Latent Dirichlet Allocation (LDA) is an unsupervised method of finding topics in a collection of documents. It posits a set of possible topics from which a subset are selected for each document. This selected mixture of topics represents the topics discussed in the document, and each word in the document is generated by this mixture. As a quick example, if we had a short document with the topics geology and astronomy:
The rover traveled many millions of miles through space to arrive at Mars. Once there, it collected soil samples and examined them to determine if liquid water had ever been present on the surface.

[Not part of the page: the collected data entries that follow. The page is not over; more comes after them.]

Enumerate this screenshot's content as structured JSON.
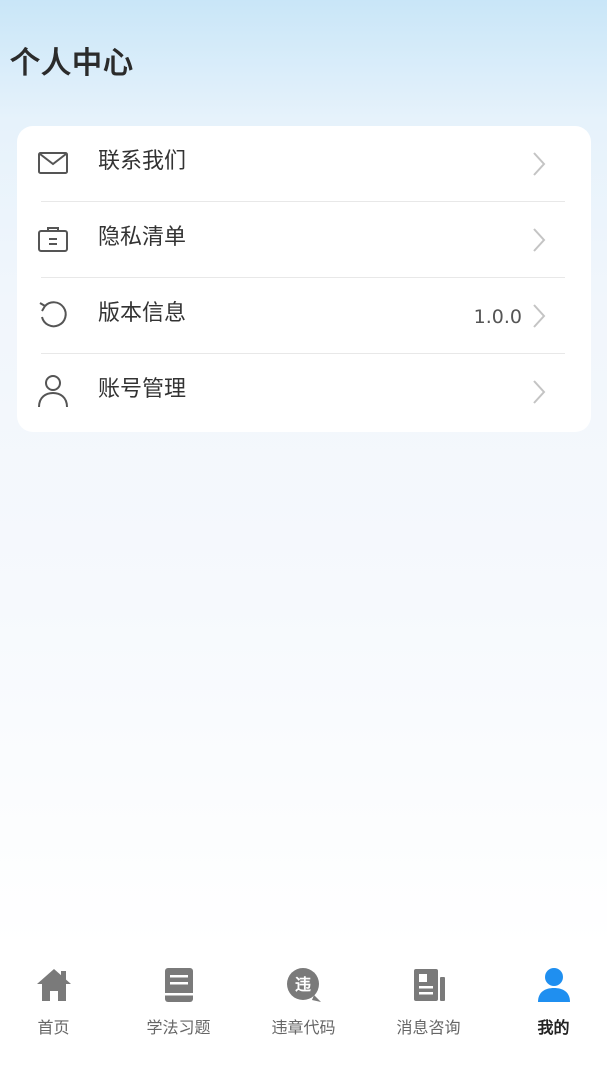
{
  "header": {
    "title": "个人中心"
  },
  "menu": {
    "items": [
      {
        "label": "联系我们",
        "value": "",
        "icon": "mail-icon"
      },
      {
        "label": "隐私清单",
        "value": "",
        "icon": "briefcase-list-icon"
      },
      {
        "label": "版本信息",
        "value": "1.0.0",
        "icon": "refresh-icon"
      },
      {
        "label": "账号管理",
        "value": "",
        "icon": "user-outline-icon"
      }
    ]
  },
  "tabbar": {
    "items": [
      {
        "label": "首页",
        "icon": "home-icon"
      },
      {
        "label": "学法习题",
        "icon": "book-icon"
      },
      {
        "label": "违章代码",
        "icon": "violation-chat-icon",
        "icon_text": "违"
      },
      {
        "label": "消息咨询",
        "icon": "newspaper-icon"
      },
      {
        "label": "我的",
        "icon": "user-icon"
      }
    ],
    "active_index": 4
  },
  "colors": {
    "accent": "#1f8ff0",
    "inactive_icon": "#7a7a7a",
    "title": "#2b2b2b"
  }
}
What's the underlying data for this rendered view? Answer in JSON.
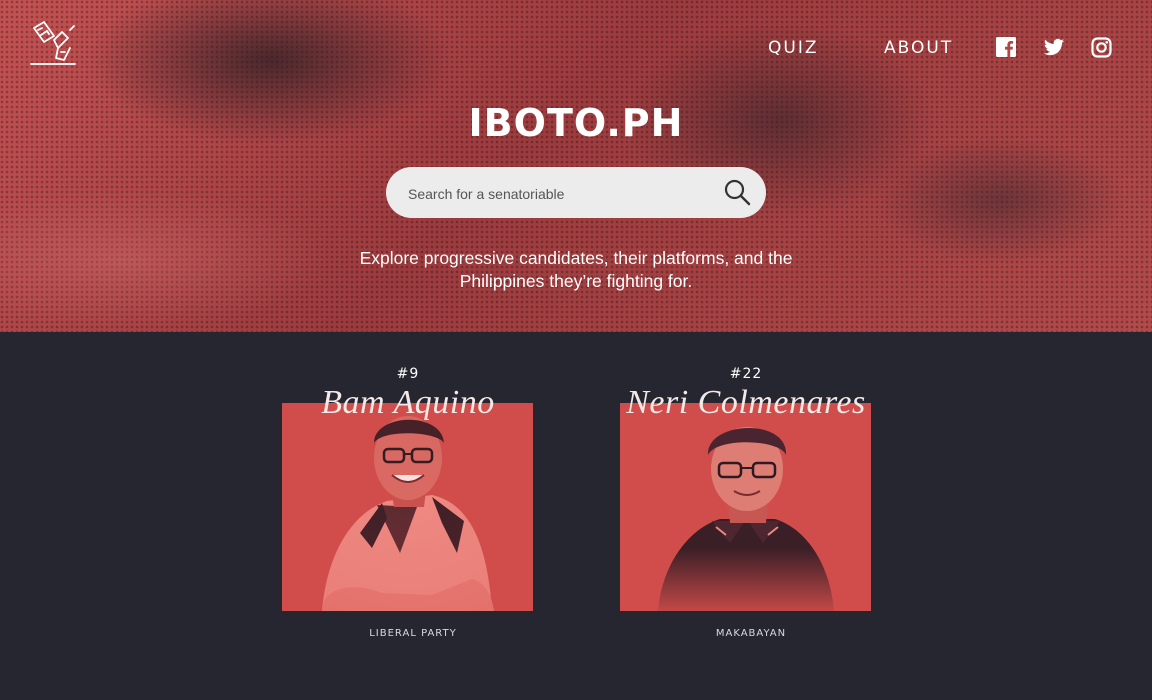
{
  "header": {
    "logo_icon": "ballot-box-hand-icon",
    "nav": [
      {
        "label": "QUIZ"
      },
      {
        "label": "ABOUT"
      }
    ],
    "social": [
      {
        "icon": "facebook-icon"
      },
      {
        "icon": "twitter-icon"
      },
      {
        "icon": "instagram-icon"
      }
    ]
  },
  "hero": {
    "title": "IBOTO.PH",
    "search": {
      "placeholder": "Search for a senatoriable",
      "value": "",
      "icon": "search-icon"
    },
    "tagline": "Explore progressive candidates, their platforms, and the Philippines they’re fighting for."
  },
  "candidates": [
    {
      "number": "#9",
      "name": "Bam Aquino",
      "party": "LIBERAL PARTY"
    },
    {
      "number": "#22",
      "name": "Neri Colmenares",
      "party": "MAKABAYAN"
    }
  ],
  "colors": {
    "hero_red": "#b04646",
    "background_dark": "#262631",
    "photo_red": "#d14d4b",
    "search_bg": "#ececec"
  }
}
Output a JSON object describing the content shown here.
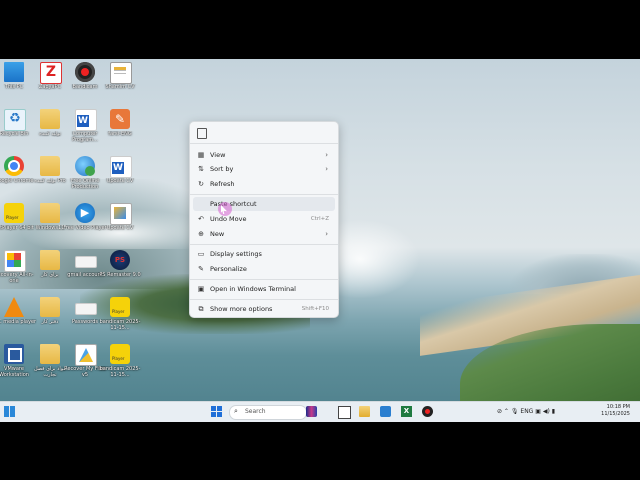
{
  "desktop": {
    "icons": [
      {
        "label": "This PC",
        "icon": "pc"
      },
      {
        "label": "ZapyaPC",
        "icon": "zapya"
      },
      {
        "label": "Bandicam",
        "icon": "rec"
      },
      {
        "label": "Shamim CV",
        "icon": "doc"
      },
      {
        "label": "Recycle Bin",
        "icon": "recycle"
      },
      {
        "label": "تولید کننده",
        "icon": "folder"
      },
      {
        "label": "Computer Program...",
        "icon": "word"
      },
      {
        "label": "farsi-ENG",
        "icon": "orange"
      },
      {
        "label": "Google Chrome",
        "icon": "chrome"
      },
      {
        "label": "تولید کننده Pro",
        "icon": "folder"
      },
      {
        "label": "Free Online Production",
        "icon": "earth"
      },
      {
        "label": "Update CV",
        "icon": "word"
      },
      {
        "label": "PotPlayer 64 bit",
        "icon": "potplayer"
      },
      {
        "label": "Windows11",
        "icon": "folder"
      },
      {
        "label": "Free Video Player",
        "icon": "freevideo"
      },
      {
        "label": "Update CV",
        "icon": "update"
      },
      {
        "label": "Recovery All-in-one",
        "icon": "recovery"
      },
      {
        "label": "برای کار",
        "icon": "folder"
      },
      {
        "label": "gmail account",
        "icon": "white"
      },
      {
        "label": "PS Remaster 9.0",
        "icon": "ps"
      },
      {
        "label": "VLC media player",
        "icon": "vlc"
      },
      {
        "label": "دفتر کار",
        "icon": "folder"
      },
      {
        "label": "Passwords",
        "icon": "white"
      },
      {
        "label": "bandicam 2025-11-15...",
        "icon": "potplayer"
      },
      {
        "label": "VMware Workstation",
        "icon": "vmware"
      },
      {
        "label": "مواد برای فصل تجارت",
        "icon": "folder"
      },
      {
        "label": "Recover My Files v5",
        "icon": "recoverfiles"
      },
      {
        "label": "bandicam 2025-11-15...",
        "icon": "potplayer"
      }
    ]
  },
  "context_menu": {
    "items": [
      {
        "label": "View",
        "icon": "grid-icon",
        "shortcut": "",
        "submenu": true
      },
      {
        "label": "Sort by",
        "icon": "sort-icon",
        "shortcut": "",
        "submenu": true
      },
      {
        "label": "Refresh",
        "icon": "refresh-icon",
        "shortcut": "",
        "submenu": false
      },
      {
        "label": "Paste shortcut",
        "icon": "",
        "shortcut": "",
        "submenu": false
      },
      {
        "label": "Undo Move",
        "icon": "undo-icon",
        "shortcut": "Ctrl+Z",
        "submenu": false
      },
      {
        "label": "New",
        "icon": "plus-icon",
        "shortcut": "",
        "submenu": true
      },
      {
        "label": "Display settings",
        "icon": "display-icon",
        "shortcut": "",
        "submenu": false
      },
      {
        "label": "Personalize",
        "icon": "brush-icon",
        "shortcut": "",
        "submenu": false
      },
      {
        "label": "Open in Windows Terminal",
        "icon": "terminal-icon",
        "shortcut": "",
        "submenu": false
      },
      {
        "label": "Show more options",
        "icon": "more-icon",
        "shortcut": "Shift+F10",
        "submenu": false
      }
    ]
  },
  "taskbar": {
    "search_placeholder": "Search",
    "language": "ENG",
    "time": "10:18 PM",
    "date": "11/15/2025"
  }
}
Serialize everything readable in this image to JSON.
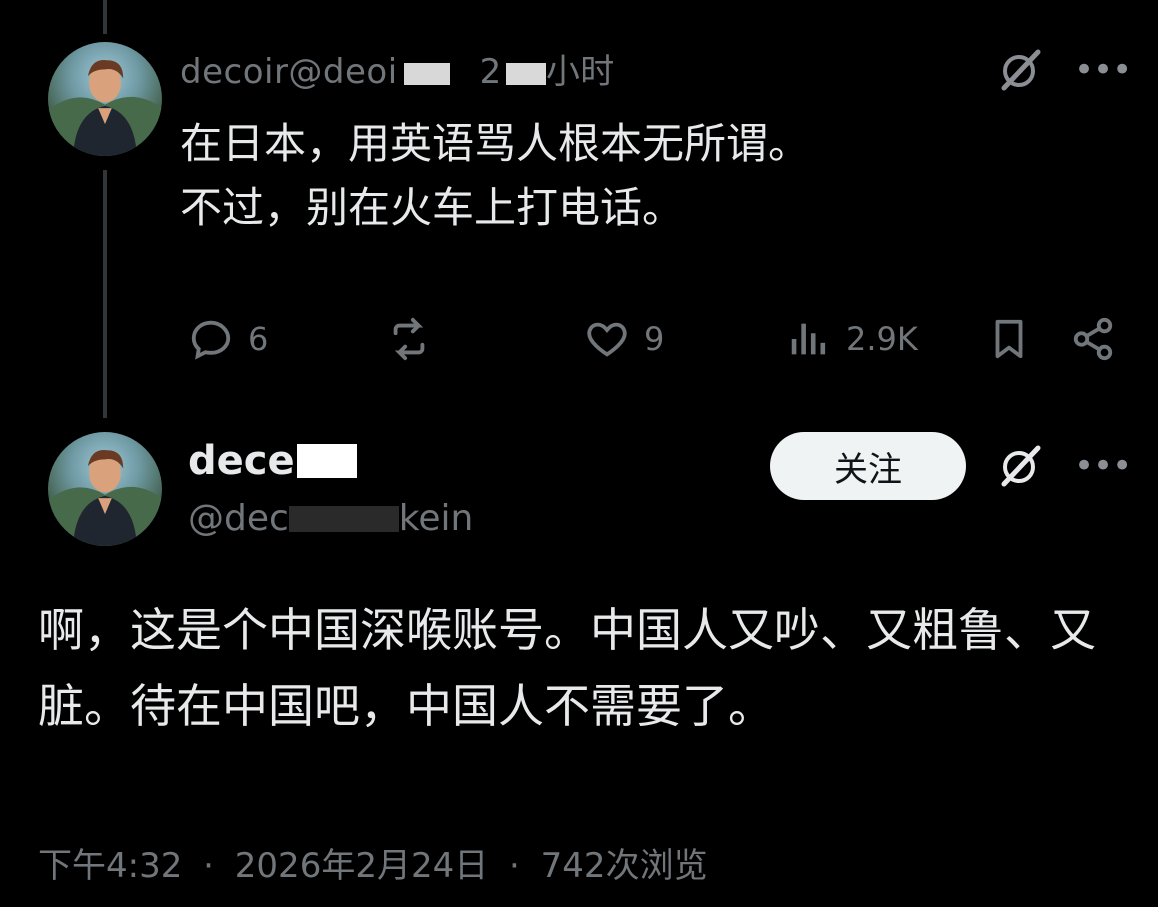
{
  "post1": {
    "handle_partial": "decoir@deoi",
    "time_partial": "小时",
    "text": "在日本，用英语骂人根本无所谓。\n不过，别在火车上打电话。",
    "actions": {
      "reply_count": "6",
      "like_count": "9",
      "view_count": "2.9K"
    }
  },
  "post2": {
    "display_name_partial": "dece",
    "handle_partial": "@dec",
    "handle_suffix": "kein",
    "follow_label": "关注",
    "text": "啊，这是个中国深喉账号。中国人又吵、又粗鲁、又脏。待在中国吧，中国人不需要了。",
    "time": "下午4:32",
    "date": "2026年2月24日",
    "views": "742次浏览",
    "separator": "·"
  },
  "colors": {
    "background": "#000000",
    "text_primary": "#e7e9ea",
    "text_secondary": "#71767b",
    "thread_line": "#333639",
    "follow_bg": "#eff3f4"
  },
  "icons": [
    "reply-icon",
    "retweet-icon",
    "like-icon",
    "views-icon",
    "bookmark-icon",
    "share-icon",
    "grok-icon",
    "more-icon"
  ]
}
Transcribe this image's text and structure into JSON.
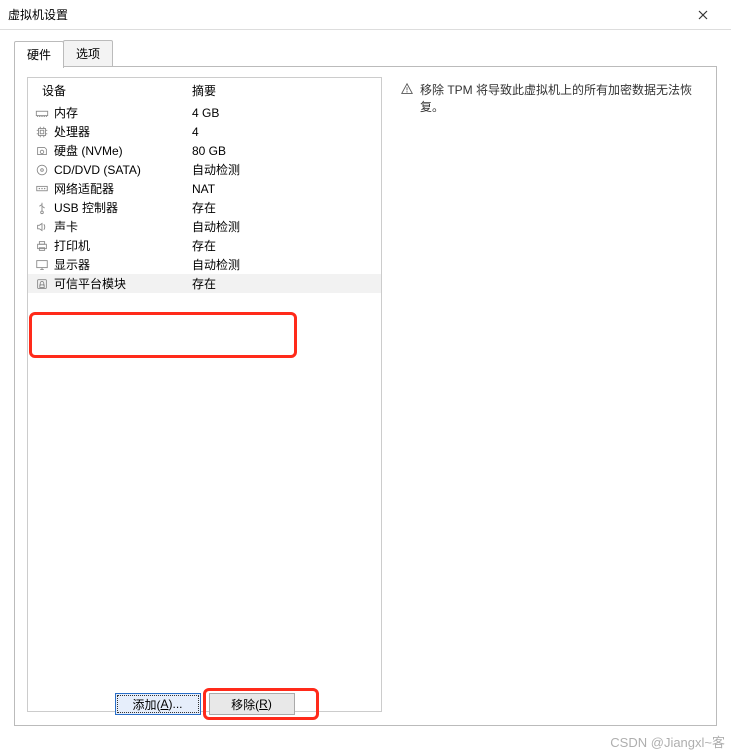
{
  "window": {
    "title": "虚拟机设置"
  },
  "tabs": {
    "hardware": "硬件",
    "options": "选项"
  },
  "hwHeader": {
    "device": "设备",
    "summary": "摘要"
  },
  "hwList": [
    {
      "icon": "memory-icon",
      "name": "内存",
      "summary": "4 GB",
      "selected": false
    },
    {
      "icon": "cpu-icon",
      "name": "处理器",
      "summary": "4",
      "selected": false
    },
    {
      "icon": "disk-icon",
      "name": "硬盘 (NVMe)",
      "summary": "80 GB",
      "selected": false
    },
    {
      "icon": "cd-icon",
      "name": "CD/DVD (SATA)",
      "summary": "自动检测",
      "selected": false
    },
    {
      "icon": "network-icon",
      "name": "网络适配器",
      "summary": "NAT",
      "selected": false
    },
    {
      "icon": "usb-icon",
      "name": "USB 控制器",
      "summary": "存在",
      "selected": false
    },
    {
      "icon": "sound-icon",
      "name": "声卡",
      "summary": "自动检测",
      "selected": false
    },
    {
      "icon": "printer-icon",
      "name": "打印机",
      "summary": "存在",
      "selected": false
    },
    {
      "icon": "display-icon",
      "name": "显示器",
      "summary": "自动检测",
      "selected": false
    },
    {
      "icon": "tpm-icon",
      "name": "可信平台模块",
      "summary": "存在",
      "selected": true
    }
  ],
  "info": {
    "warning": "移除 TPM 将导致此虚拟机上的所有加密数据无法恢复。"
  },
  "buttons": {
    "add_pre": "添加(",
    "add_u": "A",
    "add_post": ")...",
    "remove_pre": "移除(",
    "remove_u": "R",
    "remove_post": ")"
  },
  "watermark": "CSDN @Jiangxl~客"
}
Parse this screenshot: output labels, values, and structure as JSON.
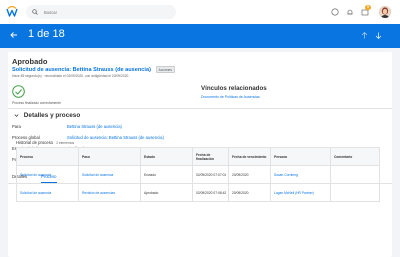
{
  "topbar": {
    "search_placeholder": "Buscar",
    "notification_count": "9"
  },
  "header": {
    "title": "1 de 18"
  },
  "record": {
    "status": "Aprobado",
    "subject": "Solicitud de ausencia: Bettina Strauss (de ausencia)",
    "subject_tag": "Acciones",
    "meta": "Hace 85 segundo(s) · reconciliado el 02/09/2020, con antigüedad el 20/09/2020",
    "check_label": "Proceso finalizado correctamente"
  },
  "related": {
    "title": "Vínculos relacionados",
    "link": "Documento de Políticas de Ausencias"
  },
  "details": {
    "section_title": "Detalles y proceso",
    "rows": [
      {
        "label": "Para",
        "value": "Bettina Strauss (de ausencia)"
      },
      {
        "label": "Proceso global",
        "value": "Solicitud de ausencia: Bettina Strauss (de ausencia)"
      },
      {
        "label": "Estado global",
        "value": "Finalizado correctamente"
      },
      {
        "label": "Fecha de vencimiento",
        "value": "20/09/2020"
      }
    ]
  },
  "tabs": [
    {
      "label": "Detalles"
    },
    {
      "label": "Proceso"
    }
  ],
  "history": {
    "title": "Historial de proceso",
    "count": "2 elementos"
  },
  "table": {
    "headers": [
      "Proceso",
      "Paso",
      "Estado",
      "Fecha de finalización",
      "Fecha de vencimiento",
      "Persona",
      "Comentario"
    ],
    "rows": [
      [
        "Solicitud de ausencia",
        "Solicitud de ausencia",
        "Enviado",
        "02/09/2020 07:07:01",
        "20/09/2020",
        "Susan Cornberg",
        ""
      ],
      [
        "Solicitud de ausencia",
        "Revisión de ausencias",
        "Aprobado",
        "02/09/2020 07:08:42",
        "20/09/2020",
        "Logan McNeil (HR Partner)",
        ""
      ]
    ]
  },
  "colors": {
    "accent": "#0875e1",
    "success": "#43a047",
    "notification": "#f5a623"
  }
}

In this case, the topic astronomy is represented in red and geology in green. LDA finds these latent topics in an unsupervised fashion using the EM algorithm. EM is a two step process for estimating parameters in a statistical model. The nice thing about it is that it’s guaranteed to converge to a local maximum (not necessarily the global!). However, it can take a while to converge, depending on the size and nature of the data and model. While I was in school, EM was one of the most confusing concepts, and I’m still not 100% on it, but it makes a lot more sense now than it did before.
In the context of LDA, EM is basically doing two things. First, we come up with an idea about how the topics are distributed. Next, we look at the actual words and compute the probabilities in the model based on those hypothesized topics. Eventually we converge to a local “best” set of topics. These may not correspond to realistic topics, but they maximize the negative log probability of the model. Usually LDA does a pretty good job of finding explainable topics given a decent amount of data.
For more details about LDA, check out the paper by Blei et al (2003). LDA has been extended in a number of different directions since the original paper, so it’s essential reading if you’re doing any sort of topic modeling [citation needed].